Mr Yu said that the HKMA had been actively promoting faster and safer cross-border payments through the development of financial infrastructure, providing a multi-currency, multi-faceted platform, and linking the payment system with the surrounding region and international systems. In addition to capitalizing on and continuing to develop the strengths of the existing financial infrastructure, the HKMA is also committed to exploring the application of innovative financial technologies to cross-border payments.

“Last year, we teamed up with the Central Bank of Thailand to conduct research on using the central bank’s digital currency and blockchain platform to solve various problems in cross-border payments.” Mr Yu said the joint study had now entered the second phase, which included exploring specific business application options, as well as the operational and extensibility of the platform (i.e., extending it to three or more central bank digital currencies).
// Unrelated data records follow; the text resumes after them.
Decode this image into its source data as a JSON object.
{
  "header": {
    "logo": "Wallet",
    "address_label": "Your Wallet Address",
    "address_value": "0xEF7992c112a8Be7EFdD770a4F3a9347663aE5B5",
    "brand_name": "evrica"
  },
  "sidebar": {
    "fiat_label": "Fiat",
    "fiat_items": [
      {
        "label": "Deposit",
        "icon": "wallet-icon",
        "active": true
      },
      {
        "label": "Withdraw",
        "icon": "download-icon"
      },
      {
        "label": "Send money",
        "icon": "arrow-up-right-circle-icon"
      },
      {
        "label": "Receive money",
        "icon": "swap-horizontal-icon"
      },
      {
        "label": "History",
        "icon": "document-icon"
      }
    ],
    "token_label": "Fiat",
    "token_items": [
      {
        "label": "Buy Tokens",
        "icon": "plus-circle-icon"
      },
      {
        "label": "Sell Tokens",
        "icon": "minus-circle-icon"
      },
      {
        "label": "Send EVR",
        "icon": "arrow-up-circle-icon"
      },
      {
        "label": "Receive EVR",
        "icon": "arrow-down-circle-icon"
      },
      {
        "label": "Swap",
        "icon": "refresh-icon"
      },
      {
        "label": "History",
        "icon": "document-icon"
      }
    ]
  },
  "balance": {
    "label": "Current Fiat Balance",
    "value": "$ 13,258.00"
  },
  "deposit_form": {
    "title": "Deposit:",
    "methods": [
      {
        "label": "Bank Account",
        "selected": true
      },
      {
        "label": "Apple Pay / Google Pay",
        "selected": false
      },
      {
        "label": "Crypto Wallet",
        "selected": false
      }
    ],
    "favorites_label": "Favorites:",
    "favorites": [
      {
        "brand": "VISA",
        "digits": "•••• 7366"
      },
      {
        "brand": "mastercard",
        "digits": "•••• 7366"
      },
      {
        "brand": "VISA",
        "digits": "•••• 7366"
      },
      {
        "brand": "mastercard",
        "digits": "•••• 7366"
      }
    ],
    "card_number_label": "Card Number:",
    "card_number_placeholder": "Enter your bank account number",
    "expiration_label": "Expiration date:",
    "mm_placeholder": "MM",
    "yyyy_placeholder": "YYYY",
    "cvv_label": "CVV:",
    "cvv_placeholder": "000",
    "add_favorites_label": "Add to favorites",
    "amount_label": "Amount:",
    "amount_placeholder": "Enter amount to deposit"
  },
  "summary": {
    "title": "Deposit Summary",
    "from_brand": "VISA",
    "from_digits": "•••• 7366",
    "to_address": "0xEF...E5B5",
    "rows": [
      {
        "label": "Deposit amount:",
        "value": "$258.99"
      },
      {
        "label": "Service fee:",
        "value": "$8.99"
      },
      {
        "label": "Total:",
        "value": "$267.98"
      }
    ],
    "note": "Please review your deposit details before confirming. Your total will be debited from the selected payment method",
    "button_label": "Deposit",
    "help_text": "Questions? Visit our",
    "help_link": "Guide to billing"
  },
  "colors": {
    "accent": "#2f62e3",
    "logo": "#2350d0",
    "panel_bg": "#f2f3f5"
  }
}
Yu believes that in the long term, there are opportunities to develop regional cross-border payment platforms by taking advantage of the trend of increased international cooperation on cross-border payments.

Mr Yu said there had recently been an encouraging development in cross-border payments. “The HKMA is working with the People’s Bank of China’s Digital Currency Research Institute to test the technology of using digital RMB for cross-border payments and make technical preparations accordingly.” Mr Yu said the use of the renminbi was already very common in Hong Kong, and the use of the digital renminbi, which is positioned as cash in circulation, would be more convenient for tourists from both places. Although there is no timetable for the launch of digital RMB, it is believed that it will provide more payment options for residents of both places who need to conduct cross-border retail consumption in the future.